Я не нашлась, что ответить, и положила трубку.

Потом было много всякого. Мы разыскали этого пёсика – он оказался чистейшим дворянином, смекалистым и дружелюбным. Андрюха дал найденышу гордое имя Гаврила и в выходные отвез его к родителям в деревню. До отъезда собакин жил у нас в конторе – днем лежал возле моего стола, а на ночь уходил к сторожу. Тогда еще не было никакой дурацкой безликой охраны, а были сторожа – смешные добрые дедки, улыбчивые, непременно усатые и всегда немножко пьяненькие. Один из них вечерами пиликал на губной гармошке, а Гаврила вставал на задние лапки, кружился и подвывал. Мы умирали со смеху.
Викентия никто не искал – мне было противно, а парни не хотели лишний раз напоминать. Но зуб на него они заимели крупнокалиберный, и я об этом знала, поэтому, когда Андрюха пристально посмотрел в окно и резко сорвался на выход, бормоча под нос что-то вроде: «Вот это ты зря сюда пришел», я побежала за ним. А за мной следом, как водится, заспешил Гаврила и все остальные.

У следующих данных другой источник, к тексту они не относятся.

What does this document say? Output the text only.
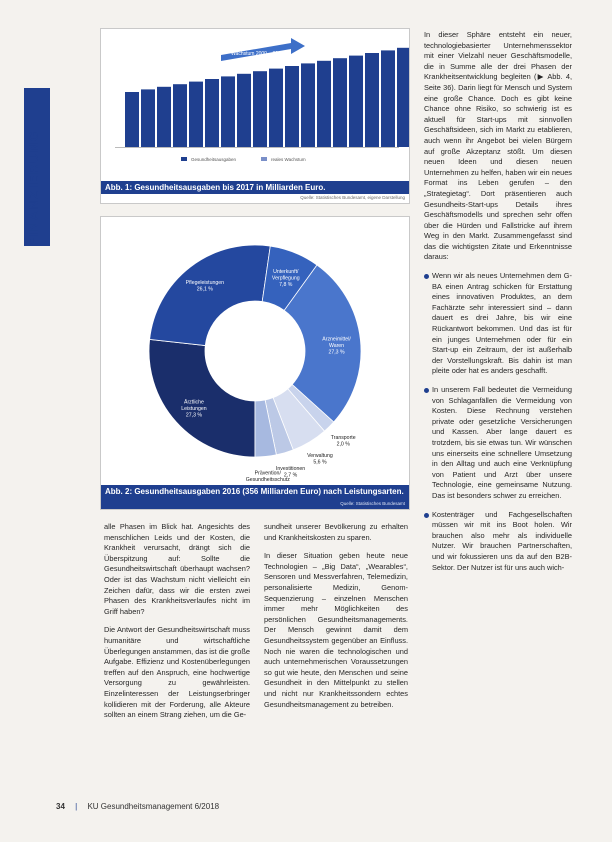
FINANZIERUNG
Wachstum 2000 – 2017
Gesundheitsausgaben	reales Wachstum
Abb. 1: Gesundheitsausgaben bis 2017 in Milliarden Euro.
Quelle: Statistisches Bundesamt, eigene Darstellung
Ärztliche
Leistungen
27,3 %
Pflegeleistungen
26,1 %
Unterkunft/
Verpflegung
7,8 %
Arzneimittel/
Waren
27,3 %
Transporte
2,0 %
Verwaltung
5,6 %
Investitionen
2,7 %
Prävention/
Gesundheitsschutz
Abb. 2: Gesundheitsausgaben 2016 (356 Milliarden Euro) nach Leistungsarten.
Quelle: Statistisches Bundesamt

alle Phasen im Blick hat. Angesichts des menschlichen Leids und der Kosten, die Krankheit verursacht, drängt sich die Überspitzung auf: Sollte die Gesundheitswirtschaft überhaupt wachsen? Oder ist das Wachstum nicht vielleicht ein Zeichen dafür, dass wir die ersten zwei Phasen des Krankheitsverlaufes nicht im Griff haben?

Die Antwort der Gesundheitswirtschaft muss humanitäre und wirtschaftliche Überlegungen anstammen, das ist die große Aufgabe. Effizienz und Kostenüberlegungen treffen auf den Anspruch, eine hochwertige Versorgung zu gewährleisten. Einzelinteressen der Leistungserbringer kollidieren mit der Forderung, alle Akteure sollten an einem Strang ziehen, um die Ge-

sundheit unserer Bevölkerung zu erhalten und Krankheitskosten zu sparen.

In dieser Situation geben heute neue Technologien – „Big Data“, „Wearables“, Sensoren und Messverfahren, Telemedizin, personalisierte Medizin, Genom-Sequenzierung – einzelnen Menschen immer mehr Möglichkeiten des persönlichen Gesundheitsmanagements. Der Mensch gewinnt damit dem Gesundheitssystem gegenüber an Einfluss. Noch nie waren die technologischen und auch unternehmerischen Voraussetzungen so gut wie heute, den Menschen und seine Gesundheit in den Mittelpunkt zu stellen und nicht nur Krankheitssondern echtes Gesundheitsmanagement zu betreiben.

In dieser Sphäre entsteht ein neuer, technologiebasierter Unternehmenssektor mit einer Vielzahl neuer Geschäftsmodelle, die in Summe alle der drei Phasen der Krankheitsentwicklung begleiten (▶ Abb. 4, Seite 36). Darin liegt für Mensch und System eine große Chance. Doch es gibt keine Chance ohne Risiko, so schwierig ist es aktuell für Start-ups mit sinnvollen Geschäftsideen, sich im Markt zu etablieren, auch wenn ihr Angebot bei vielen Bürgern auf große Akzeptanz stößt. Um diesen neuen Ideen und diesen neuen Unternehmen zu helfen, haben wir ein neues Format ins Leben gerufen – den „Strategietag“. Dort präsentieren auch Gesundheits-Start-ups Details ihres Geschäftsmodells und sprechen sehr offen über die Hürden und Fallstricke auf ihrem Weg in den Markt. Zusammengefasst sind das die wichtigsten Zitate und Erkenntnisse daraus:

Wenn wir als neues Unternehmen dem G-BA einen Antrag schicken für Erstattung eines innovativen Produktes, an dem Fachärzte sehr interessiert sind – dann dauert es drei Jahre, bis wir eine Rückantwort bekommen. Und das ist für ein junges Unternehmen oder für ein Start-up ein Zeitraum, der ist außerhalb der Vorstellungskraft. Bis dahin ist man pleite oder hat es anders geschafft.
In unserem Fall bedeutet die Vermeidung von Schlaganfällen die Vermeidung von Kosten. Diese Rechnung verstehen private oder gesetzliche Versicherungen und Kassen. Aber lange dauert es trotzdem, bis sie etwas tun. Wir wünschen uns einerseits eine schnellere Umsetzung in den Alltag und auch eine Verknüpfung von Patient und Arzt über unsere Technologie, eine gemeinsame Nutzung. Das ist besonders schwer zu erreichen.
Kostenträger und Fachgesellschaften müssen wir mit ins Boot holen. Wir brauchen also mehr als individuelle Nutzer. Wir brauchen Partnerschaften, und wir fokussieren uns da auf den B2B-Sektor. Der Nutzer ist für uns auch wich-
34 | KU Gesundheitsmanagement 6/2018
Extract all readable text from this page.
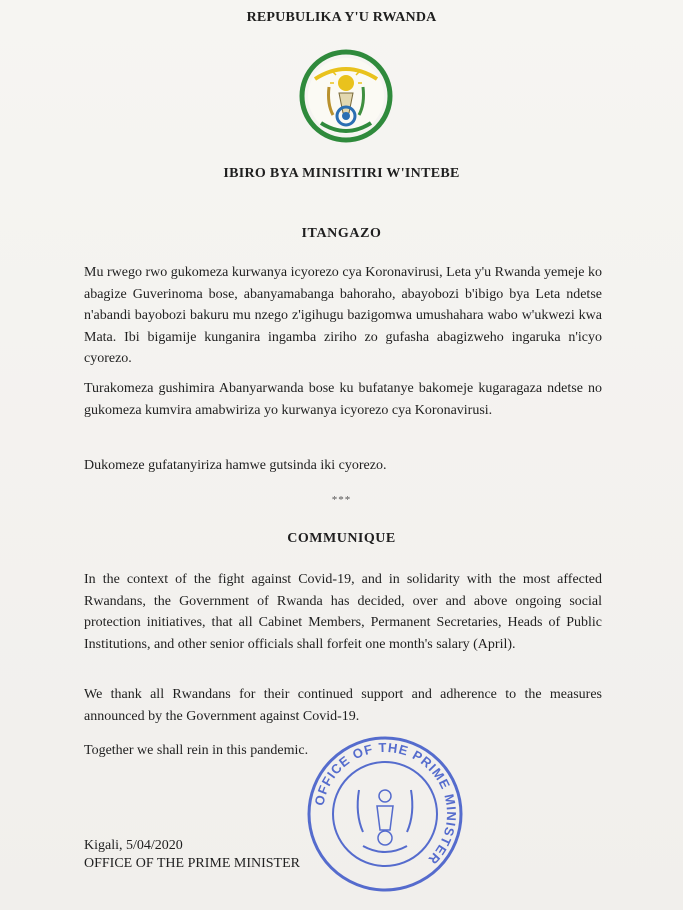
REPUBULIKA Y'U RWANDA
IBIRO BYA MINISITIRI W'INTEBE
ITANGAZO
Mu rwego rwo gukomeza kurwanya icyorezo cya Koronavirusi, Leta y'u Rwanda yemeje ko abagize Guverinoma bose, abanyamabanga bahoraho, abayobozi b'ibigo bya Leta ndetse n'abandi bayobozi bakuru mu nzego z'igihugu bazigomwa umushahara wabo w'ukwezi kwa Mata. Ibi bigamije kunganira ingamba ziriho zo gufasha abagizweho ingaruka n'icyo cyorezo.
Turakomeza gushimira Abanyarwanda bose ku bufatanye bakomeje kugaragaza ndetse no gukomeza kumvira amabwiriza yo kurwanya icyorezo cya Koronavirusi.
Dukomeze gufatanyiriza hamwe gutsinda iki cyorezo.
***
COMMUNIQUE
In the context of the fight against Covid-19, and in solidarity with the most affected Rwandans, the Government of Rwanda has decided, over and above ongoing social protection initiatives, that all Cabinet Members, Permanent Secretaries, Heads of Public Institutions, and other senior officials shall forfeit one month's salary (April).
We thank all Rwandans for their continued support and adherence to the measures announced by the Government against Covid-19.
Together we shall rein in this pandemic.
Kigali, 5/04/2020
OFFICE OF THE PRIME MINISTER
OFFICE OF THE PRIME MINISTER
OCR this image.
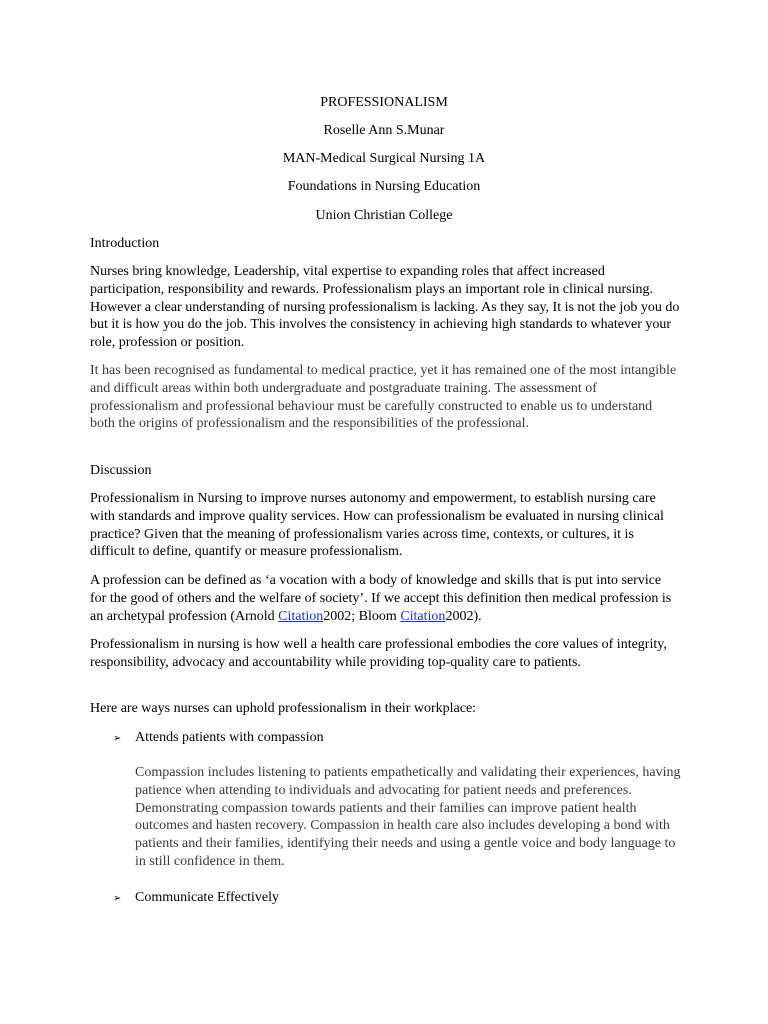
PROFESSIONALISM
Roselle Ann S.Munar
MAN-Medical Surgical Nursing 1A
Foundations in Nursing Education
Union Christian College
Introduction
Nurses bring knowledge, Leadership, vital expertise to expanding roles that affect increased participation, responsibility and rewards. Professionalism plays an important role in clinical nursing. However a clear understanding of nursing professionalism is lacking. As they say, It is not the job you do but it is how you do the job. This involves the consistency in achieving high standards to whatever your role, profession or position.
It has been recognised as fundamental to medical practice, yet it has remained one of the most intangible and difficult areas within both undergraduate and postgraduate training. The assessment of professionalism and professional behaviour must be carefully constructed to enable us to understand both the origins of professionalism and the responsibilities of the professional.
Discussion
Professionalism in Nursing to improve nurses autonomy and empowerment, to establish nursing care with standards and improve quality services. How can professionalism be evaluated in nursing clinical practice? Given that the meaning of professionalism varies across time, contexts, or cultures, it is difficult to define, quantify or measure professionalism.
A profession can be defined as ‘a vocation with a body of knowledge and skills that is put into service for the good of others and the welfare of society’. If we accept this definition then medical profession is an archetypal profession (Arnold Citation2002; Bloom Citation2002).
Professionalism in nursing is how well a health care professional embodies the core values of integrity, responsibility, advocacy and accountability while providing top-quality care to patients.
Here are ways nurses can uphold professionalism in their workplace:
➢ Attends patients with compassion
Compassion includes listening to patients empathetically and validating their experiences, having patience when attending to individuals and advocating for patient needs and preferences. Demonstrating compassion towards patients and their families can improve patient health outcomes and hasten recovery. Compassion in health care also includes developing a bond with patients and their families, identifying their needs and using a gentle voice and body language to in still confidence in them.
➢ Communicate Effectively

Я напрасно боялась кровавой драки – Андрюха не стал бить моего бывшего кавалера. Он молча взял его за пуговицу, вывел за дверь и воткнул головой в сугроб. Основательно так воткнул.
Мы курили на крыльце, Гаврила вертелся рядом, а «меткий кидок» судорожно дрыгал ногами и пытался выбраться из снежной кучи. Когда, наконец, ему это удалось, он отряхнулся с видом случайно упавшего человека и пошел своей изящной походкой в сторону дороги. А маленький шустрый Гаврила обнюхал оставшуюся в сугробе яму, поднял лапку и напрудил солидную лужицу.
Мы были счастливы.
А то, что больше ни разу в жизни мне не случилось влюбиться с первого взгляда – это и вовсе не беда. Стало быть, судьба у меня такая :)



Вы спросите, почему я назвала свой рассказик «Странные люди. Гаврила»? А вот и нет, вы не спросите.

А если вдруг у вас есть собака – почешите ей за ухами. За двумями. Или пузико погладьте, если больше любит. Скажите, что от меня.